For annulled branches (Bicc,a):

  • If the branch is taken, the delay slot is executed normally.
  • If the branch is not taken, CpuState::annul_next_ is set; the next step() skips execution but still advances PC and nPC.

A hardware interrupt clears annul_next_ on trap entry (SPARC V8 §5.1.2.2). This is implemented in CpuState::enter_trap().

PSR write pipeline

SPARC V8 §5.1.2.3 distinguishes between immediate and delayed fields of the Processor Status Register:

Field Semantics Implementation
ICC (n,z,v,c) Immediate Written directly.
PIL Immediate Written directly.
S (supervisor) Delayed by 3 cycles Buffered in pending_psr_.
ET (trap enable) Delayed idem
PS (previous-S) Delayed idem
CWP (current window pointer) Delayed idem

step() calls commit_psr_pipeline() once per cycle. Three back-to-back cycles must pass before a WRPSR to a delayed field becomes architecturally visible. The window-overflow / underflow logic relies on this: SAVE sees the committed CWP, not whatever the previous instruction may have stashed in pending_psr_.

Unit-test trap

Tests that drive execute() directly without going through step() must call commit_psr_pipeline() × 3 manually before asserting on delayed PSR fields. See tests/unit/test_handlers_special.cpp for the canonical pattern.

Trap dispatch

When a handler returns an ExecStatus other than Ok or Branch, the step loop:

  1. Clears annul_next_.
  2. Maps the ExecStatus to a SPARC tt (trap type) via status_to_tt().
  3. Calls enter_trap(tt):
    • Decrements CWP, saves PSR into the trap window.
    • Sets S=1, ET=0, PS=old_S.
    • Computes TBR = (TBA & 0xFFFFF000) | (tt << 4).
    • Sets PC = TBR, nPC = TBR + 4.
  4. If ET was already 0 at the moment the trap occurred, the core enters ErrorMode and the outer loop returns HaltReason::ErrorMode.
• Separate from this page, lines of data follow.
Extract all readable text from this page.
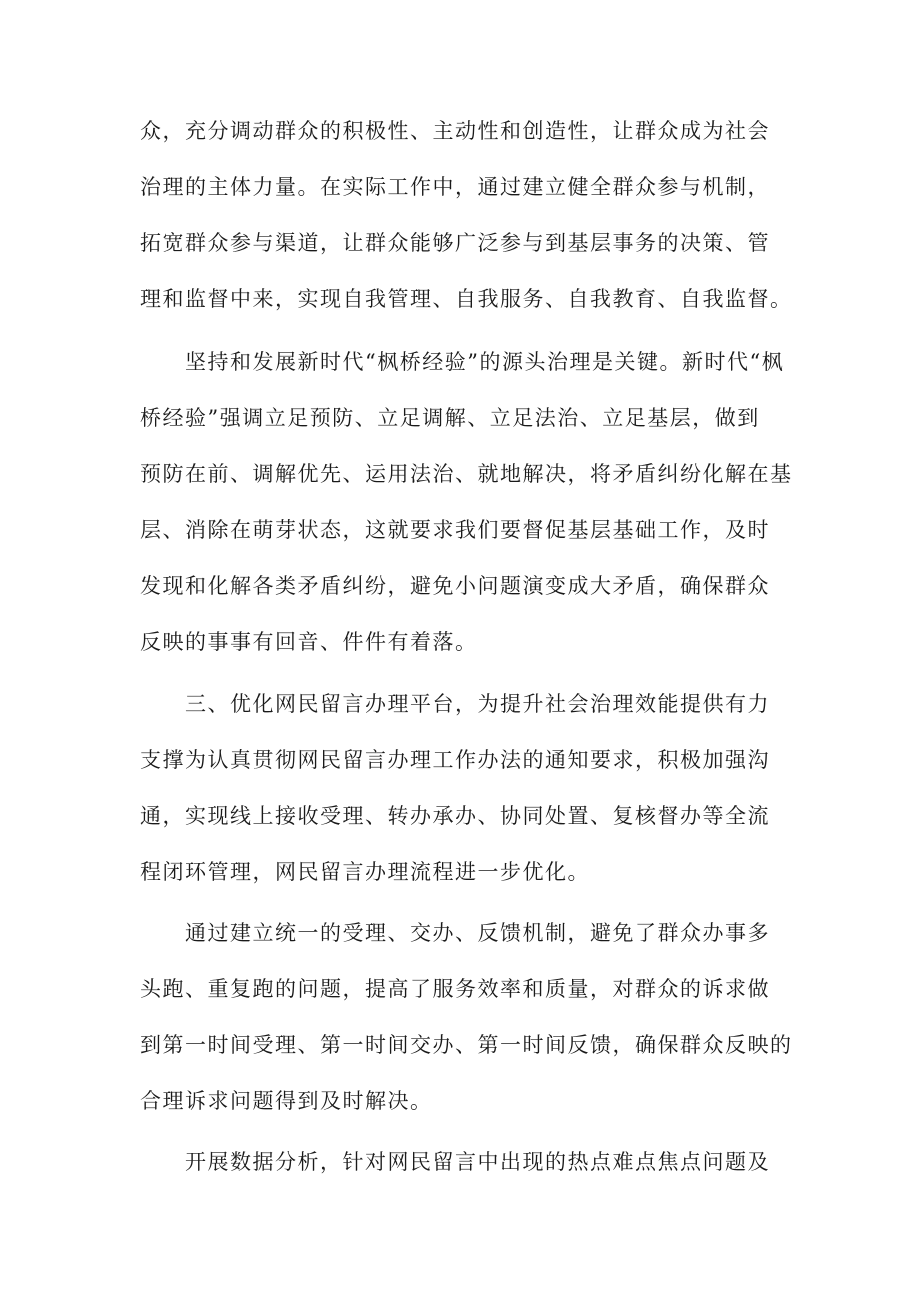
众，充分调动群众的积极性、主动性和创造性，让群众成为社会
治理的主体力量。在实际工作中，通过建立健全群众参与机制，
拓宽群众参与渠道，让群众能够广泛参与到基层事务的决策、管
理和监督中来，实现自我管理、自我服务、自我教育、自我监督。
坚持和发展新时代“枫桥经验”的源头治理是关键。新时代“枫
桥经验”强调立足预防、立足调解、立足法治、立足基层，做到
预防在前、调解优先、运用法治、就地解决，将矛盾纠纷化解在基
层、消除在萌芽状态，这就要求我们要督促基层基础工作，及时
发现和化解各类矛盾纠纷，避免小问题演变成大矛盾，确保群众
反映的事事有回音、件件有着落。
三、优化网民留言办理平台，为提升社会治理效能提供有力
支撑为认真贯彻网民留言办理工作办法的通知要求，积极加强沟
通，实现线上接收受理、转办承办、协同处置、复核督办等全流
程闭环管理，网民留言办理流程进一步优化。
通过建立统一的受理、交办、反馈机制，避免了群众办事多
头跑、重复跑的问题，提高了服务效率和质量，对群众的诉求做
到第一时间受理、第一时间交办、第一时间反馈，确保群众反映的
合理诉求问题得到及时解决。
开展数据分析，针对网民留言中出现的热点难点焦点问题及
RETT undoes step 3: it restores S from PS, sets ET=1, increments CWP, and asks the loop to branch to the return target.

Full trap reference

ErrorMode

SPARC V8 §7.1: a trap that fires while PSR.ET == 0 causes the processor to halt and signal an exception to the outside world. Lince models this by setting error_mode_ = true on the offending core and returning HaltReason::ErrorMode from the next run_for / run_until boundary.

The CLI reacts by dumping a post-mortem of every register on core 0. Library users can call emu->core(idx) and inspect pc(), psr(), tbr(), wim(), the global registers, and the active window.

What the interpreter intentionally does not do

  • No decode caching (every instruction is re-decoded on every fetch).
  • No instruction-translation cache (no JIT, no IR).
  • No batch execution (no quantum-internal optimisation across instructions).
  • No speculative or out-of-order execution.

These are deliberate choices: see Design principles for the rationale.